Great Q&A article about Fry and Drexel's plans. He really is a visionary leader focused on growing the profile and opportunities at the University and city at large. A few summary snippets below.
Drexel’s John Fry talks about nurturing biotech, building University City, and why the school wants to mint more engineers
https://www.inquirer.com/business/jo...-20220530.html
"Built as a factory and financial center, Philadelphia’s economy now relies more on its universities. So it’s no surprise that the Chamber of Commerce of Greater Philadelphia recently picked John Fry, president of Drexel University and an architect of the development around its main campus in University City, for its highest yearly honor, the William Penn Award."
"When I got here, all people wanted to talk about was the future of Drexel in Sacramento. They wanted to build Drexel West! We had a little branch campus there. I looked at the cost. It would have been absolutely prohibitive. We wound it down, and I wanted to focus on University City and Philadelphia."
"I saw that our retention rate was not where it should be. I decided to focus on retaining more students, instead of recruiting more and losing a lot of them, and to double down on experiential learning, our co-ops [six-month paid business internships]. We are a very specific type of university, and I wanted to tell our story to the students we felt would fit best, who would be able to graduate."
"It was clear to me that if we partnered and began to put this all together in one package, we would have something pretty powerful to offer [corporate tenants] devoted to innovation, development, economic opportunity, and economic growth."

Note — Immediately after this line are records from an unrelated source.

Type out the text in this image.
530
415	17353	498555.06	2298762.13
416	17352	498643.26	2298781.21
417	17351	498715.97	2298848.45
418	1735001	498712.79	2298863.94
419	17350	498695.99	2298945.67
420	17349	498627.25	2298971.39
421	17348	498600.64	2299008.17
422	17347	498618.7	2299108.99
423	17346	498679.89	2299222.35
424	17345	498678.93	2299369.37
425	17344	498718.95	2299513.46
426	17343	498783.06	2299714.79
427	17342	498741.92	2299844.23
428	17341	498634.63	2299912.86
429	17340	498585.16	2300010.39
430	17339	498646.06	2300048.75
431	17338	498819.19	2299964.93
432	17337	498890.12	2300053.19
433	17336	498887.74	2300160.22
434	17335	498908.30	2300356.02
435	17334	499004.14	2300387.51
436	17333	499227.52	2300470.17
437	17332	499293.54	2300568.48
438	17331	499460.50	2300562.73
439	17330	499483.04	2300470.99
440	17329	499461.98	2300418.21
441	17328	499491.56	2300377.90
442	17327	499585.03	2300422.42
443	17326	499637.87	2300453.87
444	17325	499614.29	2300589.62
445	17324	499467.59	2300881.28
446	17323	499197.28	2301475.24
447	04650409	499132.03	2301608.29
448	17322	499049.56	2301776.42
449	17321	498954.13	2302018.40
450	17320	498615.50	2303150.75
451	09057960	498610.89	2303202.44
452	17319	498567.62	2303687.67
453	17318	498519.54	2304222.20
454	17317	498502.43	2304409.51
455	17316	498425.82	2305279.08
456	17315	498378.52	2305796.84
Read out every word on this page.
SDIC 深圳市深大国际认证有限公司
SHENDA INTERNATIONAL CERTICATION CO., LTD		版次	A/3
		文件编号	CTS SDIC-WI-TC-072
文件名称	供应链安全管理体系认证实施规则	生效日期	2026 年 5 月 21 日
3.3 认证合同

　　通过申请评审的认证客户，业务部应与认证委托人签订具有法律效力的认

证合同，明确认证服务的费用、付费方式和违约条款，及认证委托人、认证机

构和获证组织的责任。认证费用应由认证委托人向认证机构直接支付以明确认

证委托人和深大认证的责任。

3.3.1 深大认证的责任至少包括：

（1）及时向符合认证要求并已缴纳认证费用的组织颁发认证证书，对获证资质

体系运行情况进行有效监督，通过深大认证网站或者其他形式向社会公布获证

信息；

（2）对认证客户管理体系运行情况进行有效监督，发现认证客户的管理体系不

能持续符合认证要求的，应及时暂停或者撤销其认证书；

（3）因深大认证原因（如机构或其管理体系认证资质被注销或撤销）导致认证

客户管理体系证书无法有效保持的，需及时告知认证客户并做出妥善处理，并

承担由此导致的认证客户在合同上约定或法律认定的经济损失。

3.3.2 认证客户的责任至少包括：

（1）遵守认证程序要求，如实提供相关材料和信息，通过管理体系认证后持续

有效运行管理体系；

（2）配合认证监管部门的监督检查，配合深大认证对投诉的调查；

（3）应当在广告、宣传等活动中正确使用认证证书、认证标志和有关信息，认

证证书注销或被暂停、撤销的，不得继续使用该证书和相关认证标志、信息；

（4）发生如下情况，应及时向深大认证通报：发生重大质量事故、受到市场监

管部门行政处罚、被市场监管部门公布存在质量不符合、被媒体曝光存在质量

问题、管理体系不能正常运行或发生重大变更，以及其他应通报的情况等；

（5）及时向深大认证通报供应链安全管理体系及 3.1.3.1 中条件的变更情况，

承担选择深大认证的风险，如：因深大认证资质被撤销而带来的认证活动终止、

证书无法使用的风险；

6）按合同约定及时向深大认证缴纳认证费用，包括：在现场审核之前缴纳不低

"We were lucky to recruit Spark Therapeutics [the gene therapy company started by Children’s Hospital of Philadelphia scientists] as our anchor tenant [at the Evening Bulletin building]. Roche purchased Spark and has expanded beyond its Bulletin building headquarters to also add the Abbott’s Dairy site as a gene manufacturing center. This makes Spark the most important example of a company whose technology was created here in West Philadelphia. Between Gerry Sweeney and Wexford and Drexel, we gave them a place to grow."
"Then the School District closed University City High School at 31st and Filbert. John Grady and Joe Reagan at Wexford Science and Technology set up an innovation district, uCity Square, from Powelton to Filbert. There were already [biotech tenants in University City], but Wexford recruited Cambridge Innovation Center to operate on-site , and we moved our fastest-growing school, the College of Computing and Informatics, to two floors there."
"We want to be in the A league in terms of gene therapy. What I learned from the [2017-2018] effort to bring Amazon here — I was chair of the chamber that year — we made a joint venture bid with PIDC and significant corporate engagement, in a great competition with the best cities in the country. It came out that their team recommended three cities: Philadelphia, Chicago, and Raleigh, N.C. On the merits, we did really well — walkability, transit, great recreation, great restaurants and hospitals, a city with intellectual assets but also a real place full of neighborhoods."
"Of course, they overruled their own committee and went to New York and Virginia. They hammered us mostly on tech talent. Our schools don’t graduate enough engineers. Our students weren’t doing enough computing."
"So we have done something about it at Drexel. We tripled the size of our College of Computing and Informatics since then. We’ve grown health sciences significantly. And we’re doubling down on engineering, [all] to attract future tech talent.
"A biomanufacturing facility that will employ 500 or 600 people, they don’t all need to be baccalaureates. We are missing the infrastructure for preparing a lot of people for these well-paid jobs."
"We are having an intense conversation with Spark about this. Community College of Philadelphia does its best, but it’s overwhelmed. I talked to the president of Thaddeus Stevens [vocational-technical college, in Lancaster] about starting a branch here. We could support that venture in terms of filling the pipeline with talent, so they eventually work at places like Spark."